By caring for the U.S. independently, President Trump understands that this is how he is best able to help the Western alliance. Some measures have already been taken to assure the other nations of our continued concern about their wellbeing. The president noted that American soldiers in Poland were placed there in order to demonstrate America’s commitment to their defense against the encroaching power of Russia. The U.S. also wants to extend its partnership with Poland to create stronger commercial ties and allow their economy to grow.
French President Macron and President Trump promised together to launch cooperative diplomatic initiatives in Iraq and Syria to lay foundations to ensure terrorism never surfaces again. In a final show of good will, American soldiers marched beside French troops in the Bastille Parade to commemorate both France’s fight for democracy and the 100 year anniversary of American troops entering World War I. These initiatives of the president illustrate his continued commitment to working with other nations, despite his primary focus on American interests.
These efforts at teamwork demonstrate the unique, unspoken alliance between Western nations – despite our differences, we continue to work together because we share common ideals. It is important to note that “Western civilization” is not based on a geographic map. Rather, Western nations are countries who have adopted the values of liberty and democracy – under this definition, Japan is considered by some to be western. Likewise, President Trump visited the Eastern nation of Poland and held it as an example of freedom to the rest of Europe.

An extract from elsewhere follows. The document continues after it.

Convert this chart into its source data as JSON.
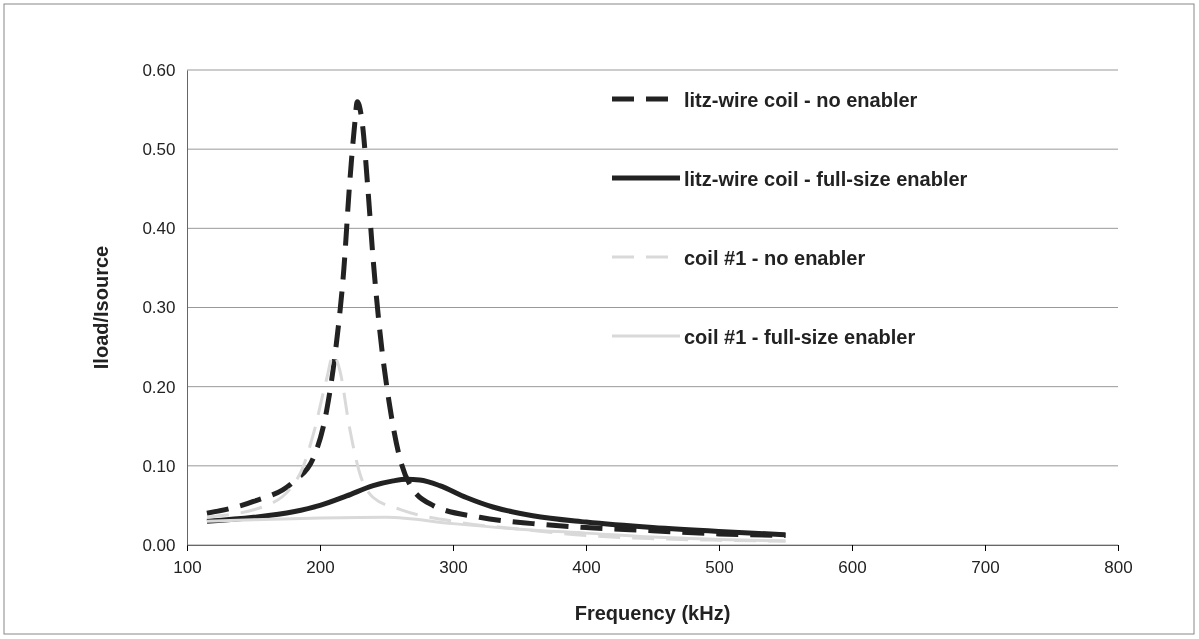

Poland has a long history of oppression and conflict, yet they admirably united around the ideals of freedom and religion which enabled them to finally win sovereignty. The president argued that the world powers attending the G-20 Summit should look to Poland for inspiration on how to remain faithful to the ideals of a free and virtuous society. Throughout his international visits, President Trump has constantly upheld the idea that Western civilization is rooted in belief in God, the dignity of the human person, and liberty. These values, he stated, are the most noble and are worthy of defending against the attacks from the East. The very foundation of the West is being attacked daily, and it is no sin to defend the values which have built it.

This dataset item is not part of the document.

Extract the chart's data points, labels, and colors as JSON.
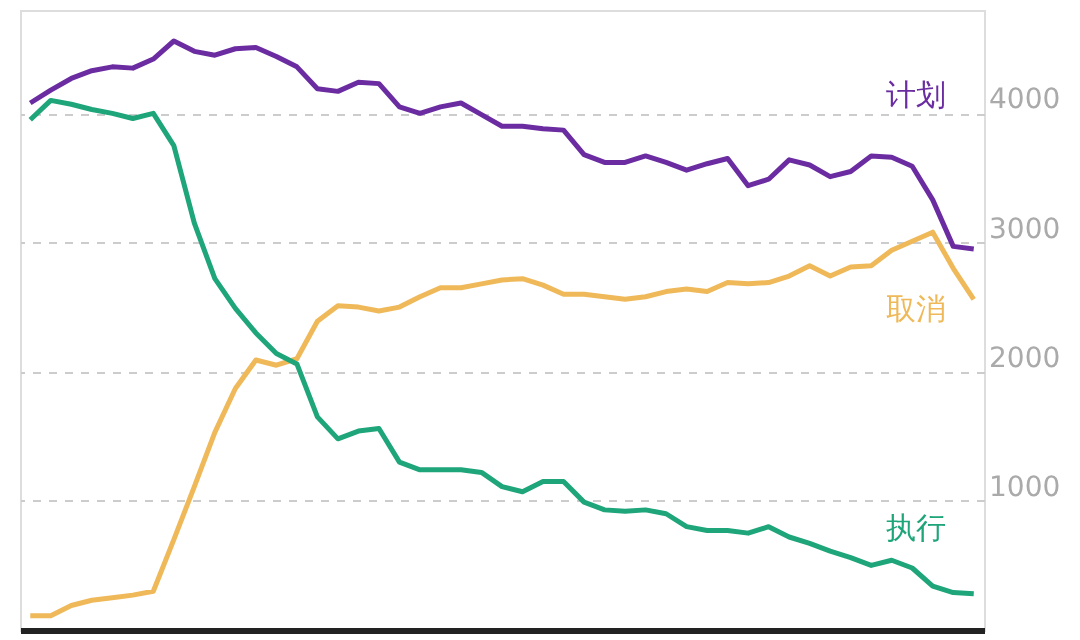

Our commitment to Western ideals should be unshakable, because if we refuse to sacrifice for what we believe in, why would any other nation choose to adopt those values? In this regard, the United States cannot be afraid of offending others by the values that have guided us as a nation through history. In the same way, it is not a weakness to align with others who share similar values. Instead, it is a strength because the shared respect and commitment towards the same goals will prove to be an unbreakable tie that will help to guide the world.
With that said, is it wrong to put the defense of the West first, as the media suggests? Absolutely not. Western nations have made plenty of mistakes throughout history, but they are not defined by their weaknesses. Rather, the West is known for always fighting to become better and to defend the values that we hold dear. Instead of attacking the president for his pro-American remarks, we should understand that he is putting his citizens first. Because by doing so, he will be able to help the rest of the world.
Juliana Dauchess, a 2017 CBLPI Fellow, is a rising sophomore at the Universidad de Navarra in Pamplona, Spain.